Bush seeks to change U.S. image as major polluter

President Bush speaks during the Major Economies Meeting on Energy Security and Climate Change on Friday at the Department of State in Washington, D.C.

? President Bush’s call on Friday for a new fund to reduce global warming fell flat with Europeans and environmentalists who say U.N.-mandated cuts in greenhouse gases are what’s needed.

To show he meant business, Bush designated his treasury secretary to talk to other nations about getting worldwide contributions to the fund. The money would pay for clean-energy projects in poor countries.

“This here was a great step for the Americans and a small step for mankind,” Germany’s environment minister, Sigmar Gabriel, said after Bush’s speech at the State Department before representatives of the nations that are the world’s biggest emitters of greenhouse gases. “In substance, we are still far apart.”

In his speech, Bush acknowledged that climate change is real and that human activity is a factor.

“By setting this goal, we acknowledge there is a problem, and by setting this goal, we commit ourselves to doing something about it,” he said. “We share a common responsibility: to reduce greenhouse gas emissions while keeping our economies growing.”

The president’s speech capped two days of talks at a White House-sponsored climate conference that brought together the U.S. and developing nations such as China, India and Brazil that are not required to make cuts under the Kyoto Protocol, the U.N. treaty for reducing greenhouse gases that expires in 2012.

Most of the talk behind closed doors focused on Japan’s proposal that nations agree to cut global emissions by half of their current levels by 2050, said Bush’s top environmental adviser, James Connaughton. A Japanese statement to other conference members called that proposal “a vision and not a legally binding target.”

The conference included representatives of other major industrial nations such as Russia, Britain, France and Germany that have signed onto the Kyoto treaty that Bush rejected because he said it would harm the U.S. economy and did not require immediate cuts of countries like China and India. The treaty aimed to put the biggest burden on the richest nations that contributed the most carbon emissions.
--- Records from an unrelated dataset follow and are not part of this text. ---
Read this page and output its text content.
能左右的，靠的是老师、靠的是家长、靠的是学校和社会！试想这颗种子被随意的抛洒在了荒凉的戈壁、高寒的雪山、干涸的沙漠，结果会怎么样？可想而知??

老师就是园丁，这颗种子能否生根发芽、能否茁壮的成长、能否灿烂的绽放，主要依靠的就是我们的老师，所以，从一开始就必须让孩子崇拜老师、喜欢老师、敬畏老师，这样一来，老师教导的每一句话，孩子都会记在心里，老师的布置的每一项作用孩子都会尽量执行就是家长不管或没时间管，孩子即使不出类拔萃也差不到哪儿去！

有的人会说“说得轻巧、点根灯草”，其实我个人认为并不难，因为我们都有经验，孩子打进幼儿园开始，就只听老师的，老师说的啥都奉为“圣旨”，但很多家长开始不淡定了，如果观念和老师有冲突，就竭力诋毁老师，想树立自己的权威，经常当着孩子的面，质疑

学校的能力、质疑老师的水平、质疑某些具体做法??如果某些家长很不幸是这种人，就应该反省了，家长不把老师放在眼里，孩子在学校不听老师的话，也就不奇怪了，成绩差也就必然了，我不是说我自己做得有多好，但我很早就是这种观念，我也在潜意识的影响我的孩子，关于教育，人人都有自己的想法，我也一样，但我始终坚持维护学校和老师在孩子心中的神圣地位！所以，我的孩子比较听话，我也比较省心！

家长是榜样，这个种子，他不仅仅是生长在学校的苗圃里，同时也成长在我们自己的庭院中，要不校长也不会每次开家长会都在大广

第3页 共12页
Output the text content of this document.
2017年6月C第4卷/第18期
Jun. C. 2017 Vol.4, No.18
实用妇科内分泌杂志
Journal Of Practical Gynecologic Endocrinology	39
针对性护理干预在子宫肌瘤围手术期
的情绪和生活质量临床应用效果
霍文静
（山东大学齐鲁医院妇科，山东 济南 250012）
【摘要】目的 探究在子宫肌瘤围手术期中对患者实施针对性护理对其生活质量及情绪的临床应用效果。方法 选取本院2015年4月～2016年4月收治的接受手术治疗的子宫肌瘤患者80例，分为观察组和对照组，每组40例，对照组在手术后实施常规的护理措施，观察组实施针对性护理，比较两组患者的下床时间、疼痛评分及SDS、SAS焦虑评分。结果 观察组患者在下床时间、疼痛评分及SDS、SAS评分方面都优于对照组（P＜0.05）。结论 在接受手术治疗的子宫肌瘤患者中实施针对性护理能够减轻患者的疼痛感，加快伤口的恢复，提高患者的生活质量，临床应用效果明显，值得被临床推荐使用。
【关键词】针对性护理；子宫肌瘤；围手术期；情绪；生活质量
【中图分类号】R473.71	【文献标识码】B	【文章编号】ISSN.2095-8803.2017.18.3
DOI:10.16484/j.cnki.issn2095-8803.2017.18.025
Other participants came from Australia, Canada, Indonesia, Italy, Mexico, South Africa and South Korea, plus the European Union and the United Nations. Iran, another of the biggest emitters, notably was excluded.

“There was lots of talk about mandatory caps,” said Yvo de Boer, the top U.N. climate official. “I don’t think it would have been realistic to expect at this first meeting to expect any country to change its position.”

He said he found Bush’s speech “encouraging because it indicates that the U.S. wants to develop this discussion among the major economies, get into the substance, including on the question of goals and the type of regime that’s appropriate, and then feed that into the larger U.N. process.”

Bush said his purpose was to begin setting a new worldwide goal for cutting carbon dioxide emissions after 2012 and to help developing nations pay for the changes that would be needed. The president said the reduction goal should be finished by next summer, along with ways to measure progress toward it.

He said each nation should establish for itself what methods it will use to rein in the pollution problem without stunting economic growth.

But he refuses to sign onto mandatory emission-reduction obligations, preferring to encourage the development of new technologies and other voluntary measures, and won’t participate in any talks toward a global agreement that do not include energy guzzlers from the developing world.

Bush made clear, however, that he saw his talks as complementary to the U.N. negotiations over what will succeed the Kyoto treaty after 2012. U.N. Secretary General Ban Ki-moon held a summit Monday to grease the wheels for an agreement in December in Bali, Indonesia. Bush has seemed more sensitive lately to perceptions in other parts of the world that the U.S. government either does not take the phenomenon of global warming seriously – or seriously enough.